É um erro tratar todos os evangélicos como farinha do mesmo saco fundamentalista, e o PT precisa enxergar o segmento com menos generalizações e mais respeito. É nesses termos que o partido do presidente Lula tenta reatar laços com um campo que, se hoje o rejeita em massa, já lhe deu a maioria dos votos no passado.
Essa é a teoria expressa na recém-lançada “Cartilha Evangélica: Diálogo nas Eleições”, formulada pela Fundação Perseu Abramo, centro de estudos da sigla, para orientar militância e candidatos no trato com evangélicos. Se as diretrizes ali colocadas vão virar prática, aí é outra história.
O documento elenca recomendações para lidar com os fiéis, como a de não encarar todos eles como fundamentalistas.
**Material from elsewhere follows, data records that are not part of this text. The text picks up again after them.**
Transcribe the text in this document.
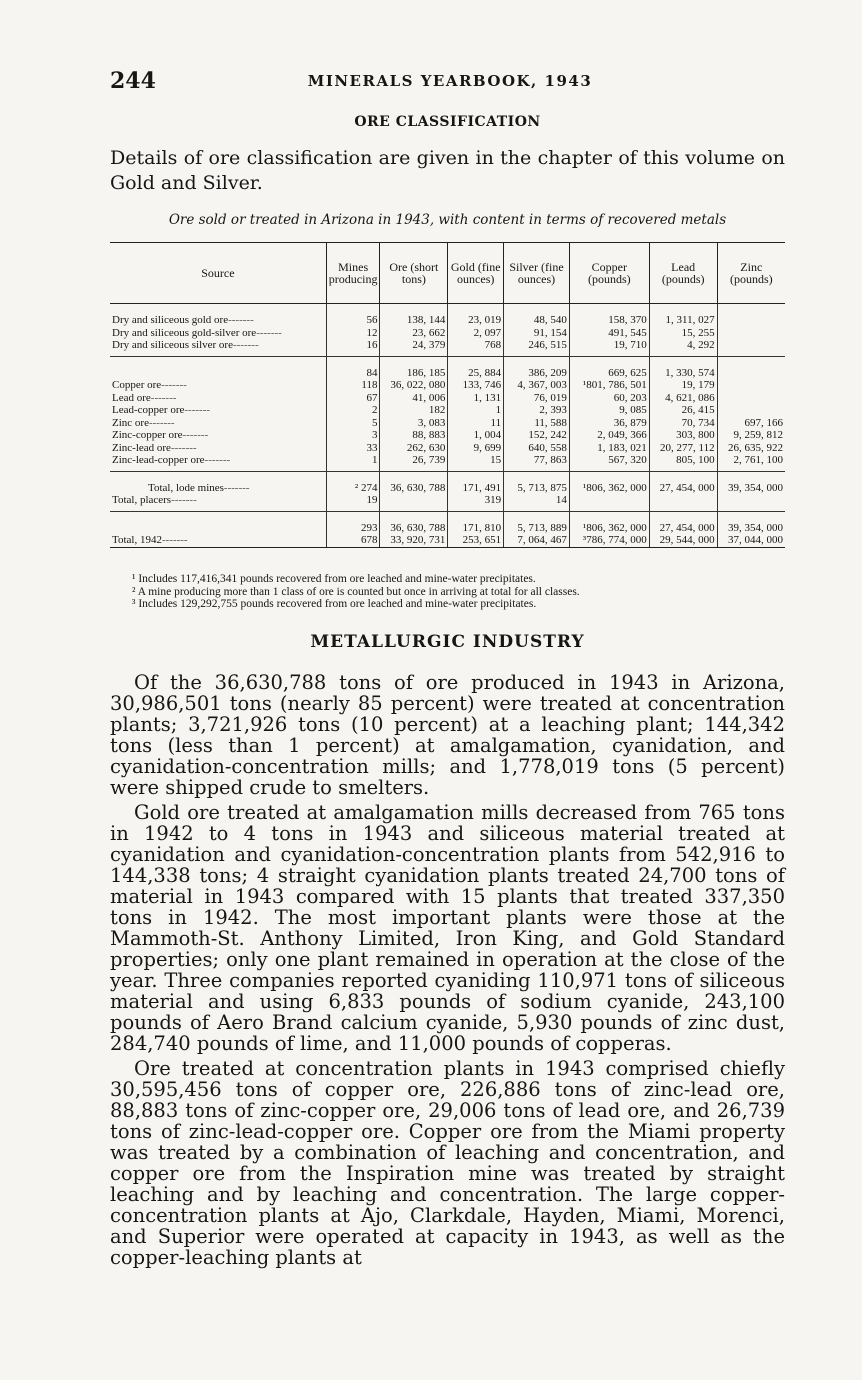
244	MINERALS YEARBOOK, 1943
ORE CLASSIFICATION
Details of ore classification are given in the chapter of this volume on Gold and Silver.
Ore sold or treated in Arizona in 1943, with content in terms of recovered metals
Source	Mines producing	Ore (short tons)	Gold (fine ounces)	Silver (fine ounces)	Copper (pounds)	Lead (pounds)	Zinc (pounds)
Dry and siliceous gold ore-------	56	138, 144	23, 019	48, 540	158, 370	1, 311, 027	
Dry and siliceous gold-silver ore-------	12	23, 662	2, 097	91, 154	491, 545	15, 255	
Dry and siliceous silver ore-------	16	24, 379	768	246, 515	19, 710	4, 292	
	84	186, 185	25, 884	386, 209	669, 625	1, 330, 574	
Copper ore-------	118	36, 022, 080	133, 746	4, 367, 003	¹801, 786, 501	19, 179	
Lead ore-------	67	41, 006	1, 131	76, 019	60, 203	4, 621, 086	
Lead-copper ore-------	2	182	1	2, 393	9, 085	26, 415	
Zinc ore-------	5	3, 083	11	11, 588	36, 879	70, 734	697, 166
Zinc-copper ore-------	3	88, 883	1, 004	152, 242	2, 049, 366	303, 800	9, 259, 812
Zinc-lead ore-------	33	262, 630	9, 699	640, 558	1, 183, 021	20, 277, 112	26, 635, 922
Zinc-lead-copper ore-------	1	26, 739	15	77, 863	567, 320	805, 100	2, 761, 100
Total, lode mines-------	² 274	36, 630, 788	171, 491	5, 713, 875	¹806, 362, 000	27, 454, 000	39, 354, 000
Total, placers-------	19		319	14			
	293	36, 630, 788	171, 810	5, 713, 889	¹806, 362, 000	27, 454, 000	39, 354, 000
Total, 1942-------	678	33, 920, 731	253, 651	7, 064, 467	³786, 774, 000	29, 544, 000	37, 044, 000
¹ Includes 117,416,341 pounds recovered from ore leached and mine-water precipitates.
² A mine producing more than 1 class of ore is counted but once in arriving at total for all classes.
³ Includes 129,292,755 pounds recovered from ore leached and mine-water precipitates.
METALLURGIC INDUSTRY

Of the 36,630,788 tons of ore produced in 1943 in Arizona, 30,986,501 tons (nearly 85 percent) were treated at concentration plants; 3,721,926 tons (10 percent) at a leaching plant; 144,342 tons (less than 1 percent) at amalgamation, cyanidation, and cyanidation-concentration mills; and 1,778,019 tons (5 percent) were shipped crude to smelters.

Gold ore treated at amalgamation mills decreased from 765 tons in 1942 to 4 tons in 1943 and siliceous material treated at cyanidation and cyanidation-concentration plants from 542,916 to 144,338 tons; 4 straight cyanidation plants treated 24,700 tons of material in 1943 compared with 15 plants that treated 337,350 tons in 1942. The most important plants were those at the Mammoth-St. Anthony Limited, Iron King, and Gold Standard properties; only one plant remained in operation at the close of the year. Three companies reported cyaniding 110,971 tons of siliceous material and using 6,833 pounds of sodium cyanide, 243,100 pounds of Aero Brand calcium cyanide, 5,930 pounds of zinc dust, 284,740 pounds of lime, and 11,000 pounds of copperas.

Ore treated at concentration plants in 1943 comprised chiefly 30,595,456 tons of copper ore, 226,886 tons of zinc-lead ore, 88,883 tons of zinc-copper ore, 29,006 tons of lead ore, and 26,739 tons of zinc-lead-copper ore. Copper ore from the Miami property was treated by a combination of leaching and concentration, and copper ore from the Inspiration mine was treated by straight leaching and by leaching and concentration. The large copper-concentration plants at Ajo, Clarkdale, Hayden, Miami, Morenci, and Superior were operated at capacity in 1943, as well as the copper-leaching plants at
O termo é associado a uma extrema direita cristã que, no Brasil, aparentou-se ao bolsonarismo.
Valem as palavras de H. E. Fosdick, pastor que enfrentava o mesmo dilema nos EUA dos anos 1920: “Todo fundamentalista é conservador, mas nem todo conservador é fundamentalista”.
Diz o PT de 2024: a maioria dos evangélicos brasileiros é conservadora, mas unificá-la “sob a alcunha de fundamentalista demonstraria preconceito e poderia ser interpretado como perseguição religiosa, entregando-as para o fundamentalismo”.
Por sinal, o texto lembra que pentecostal/neopentecostal não é sinônimo de fundamentalista ou conservador, deslize comum nas esquerdas.
Não é de hoje que a legenda busca conciliar suas raízes progressistas com um nicho majoritariamente conservador, um Tetris eleitoral que acumula mais derrotas do que vitórias.
Após perder o pleito de 1989, Lula avaliou que o PT fez pouco para desbaratar a fake news de que fecharia igrejas evangélicas se vencesse. “Certas coisas nós discutíamos a partir da nossa cabeça, a partir da cabeça do pessoal politizado. Quando disseram que a gente ia acabar com as religiões não católicas, nós fizemos um único programa especial sobre o tema.”

Para diluir desconfianças, o petista produziu uma carta ao povo evangélico nas campanhas de 2002, com mais sucesso, e 2022, quando o apreço por Jair Bolsonaro (PL) já havia contaminado os templos com um vigor que o PT torce para não ser irrevogável.
Professor do Instituto Federal de Educação, Ciência e Tecnologia do Ceará, e autor da tese de doutorado “O Deus nas Urnas”, o sociólogo Alexandre Landim aponta erros e acertos no material de agora.
De ruim, há inclusive um tropeço teológico. O manual traz uma foto de Lula com a imagem de Cristo crucificado ao fundo, símbolo católico inexistente nos templos da outra ala cristã. “Essa gafe só mostra que o PT ainda tem muito a aprender sobre o universo evangélico.”
Outro estranhamento é o uso da primeira pessoa em “nós evangélicos”, algo “que não cola, pois o PT possui suas raízes no catolicismo de esquerda, fato de amplo conhecimento”. A sigla tem um núcleo evangélico, mas sua capilarização no segmento sempre foi reduzida.
O documento tem seus méritos e funciona mais como “uma prevenção a equívocos semelhantes ao de Fernando Haddad em 2018, quando ele chamou Edir Macedo de charlatão, do que para conquistar os votos evangélicos”, afirma Landim.
O atual ministro da Fazenda, então presidenciável, associou o líder da Igreja Universal ao “fundamentalismo charlatão” e disse que ele tem “fome de dinheiro”. A Universal o acusou de “incitar uma guerra religiosa”. Muitos pastores se solidarizaram com Macedo na ocasião, reforçando a fama do PT como inimigo dos crentes.
A cartilha de 2024, além de pedir parcimônia na vinculação com o fundamentalismo, sugere cautela para que os fiéis não confundam críticas pontuais a um pastor com ataques à fé evangélica. Seria “inócuo”, fora “soar como perseguição religiosa”, generalizar erros cometidos por um crente como um mal inerente a essa religião. Construções como “os evangélicos isso ou aquilo” seriam contraprodutivas.
Outro conselho: orientar candidatos a “não exagerar em falar o nome de Deus”, sob o risco de parecer falso. Ocorreu com José Serra (PSDB) na eleição de 2010. “Ele exagerou na construção da persona religiosa, como na distribuição de santinhos [que diziam ‘Jesus é a verdade e a justiça’]”, afirma o sociólogo. “Quando o aborto da esposa veio à tona, ele foi desmoralizado e perdeu votos.”
É o chamado “Efeito Fariseu”, apelo exagerado à religiosidade sem lastro com a fé que o candidato de fato pratica no dia a dia.